With Obamacare (more formally, the Affordable Care Act), the share of the US population without any health insurance fell from 15% in 2010 to 9% in 2015 and 8.3% in 2016. The Affordable Care Act was passed in 2010, and while certain of the reforms went soon into effect (such as the requirement, effective in 2011, that sons and daughters up to age 26 could remain on their family health insurance plans), the primary changes entered into effect in 2014, with the opening of the Obamacare market exchanges and the Medicaid expansion.
With this significant reduction in the number uninsured, an interesting question is whether this might account for some or all of the increase in observed national health expenditures as a share of GDP in the years of that expansion in coverage. This chart will help address this:
The lower curve in the chart, in blue, shows national health expenditures as a share of GDP, and is the same, and from the same sources, as in the chart at the top of this post. The only difference is that the focus now is only on the period since 2008. The curve was basically flat (indeed falling a bit) from 2009 to 2013. It then rose from 2014 to 2016, which is the period that coincides with the substantial reduction in the share of the population that did not have health insurance.
An analogous curve for just the insured is then shown as the top curve in the chart, in red, and plots what national health expenditures were per insured person in the US, with this then taken as a share of GDP per capita. Note that national health expenditures as a share of GDP (the blue curve) is the same as national health expenditures per person, with this then taken as a share of GDP per capita (i.e. with both numerator and denominator divided by the population). The sources are the previously cited Kaiser Family Foundation report and ACS for the number uninsured, the Census Bureau for population, and the BEA for GDP.
If 100% of the population were insured, the two curves would coincide. As the share who were uninsured fell following the Obamacare reforms, the two curves approached each other. And it is interesting that the costs per insured person fell after 2010, with an especially sharp fall in 2014 and a smaller reduction in 2015.
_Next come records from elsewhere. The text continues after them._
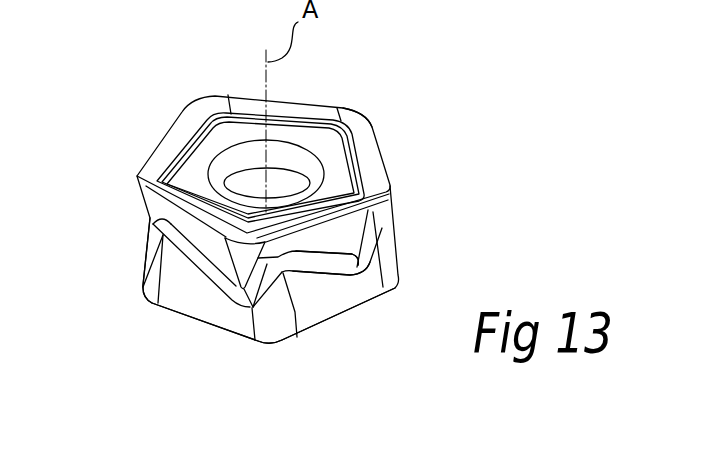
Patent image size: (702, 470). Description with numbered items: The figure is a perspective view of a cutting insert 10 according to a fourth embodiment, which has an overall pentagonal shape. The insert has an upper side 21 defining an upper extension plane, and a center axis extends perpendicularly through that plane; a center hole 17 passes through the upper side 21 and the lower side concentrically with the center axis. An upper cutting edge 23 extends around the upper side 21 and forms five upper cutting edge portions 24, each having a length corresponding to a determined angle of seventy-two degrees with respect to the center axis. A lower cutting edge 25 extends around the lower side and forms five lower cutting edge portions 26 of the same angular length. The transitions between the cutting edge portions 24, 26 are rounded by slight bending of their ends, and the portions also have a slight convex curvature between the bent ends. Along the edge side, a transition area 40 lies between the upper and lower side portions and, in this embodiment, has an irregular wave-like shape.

The cutting insert 10 is at (440, 126).
The center hole 17 is at (277, 158).
The upper side 21 is at (211, 149).
The upper cutting edge 23 is at (363, 110).
The upper cutting edge portion 24 is at (250, 97).
The lower cutting edge 25 is at (141, 296).
The lower cutting edge portion 26 is at (182, 315).
The transition area 40 is at (328, 267).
But as was noted previously, to see the underlying trends one should remove the impact of the cyclical fluctuations of GDP, by calculating the shares in terms of potential GDP. When one does this one finds:
National health care costs per insured person (as a share of potential GDP per capita) fell in 2014, the year the number of uninsured fell sharply, and in 2015 was still below earlier levels. But it has risen fairly steadily from 2015 onwards. The increase in national health care costs (as a share of GDP) in 2014 and 2015 therefore can be attributed to the expanded coverage achieved in those years. But after 2015, the steady and similar increases in both curves suggest a return to the earlier trends of rising health care costs.
The US spends an extraordinary amount on health care. No other country comes close. Furthermore, what the US spends, as a share of its GDP, has risen dramatically over recent decades, from just 5% of GDP in 1960 to almost 18% of GDP now. And while other developed countries have been able to attain universal health insurance coverage despite spending far less, the US has not. The Obamacare reforms helped, but the Trump administration is trying to do all it legally can to reverse those achievements.
It is these high costs that are basically driving the need for fundamental reform in the US health care funding system. The current path is not sustainable. But whether reforms will be enacted to reverse those cost trends, or at least flatten them out, remains to be seen.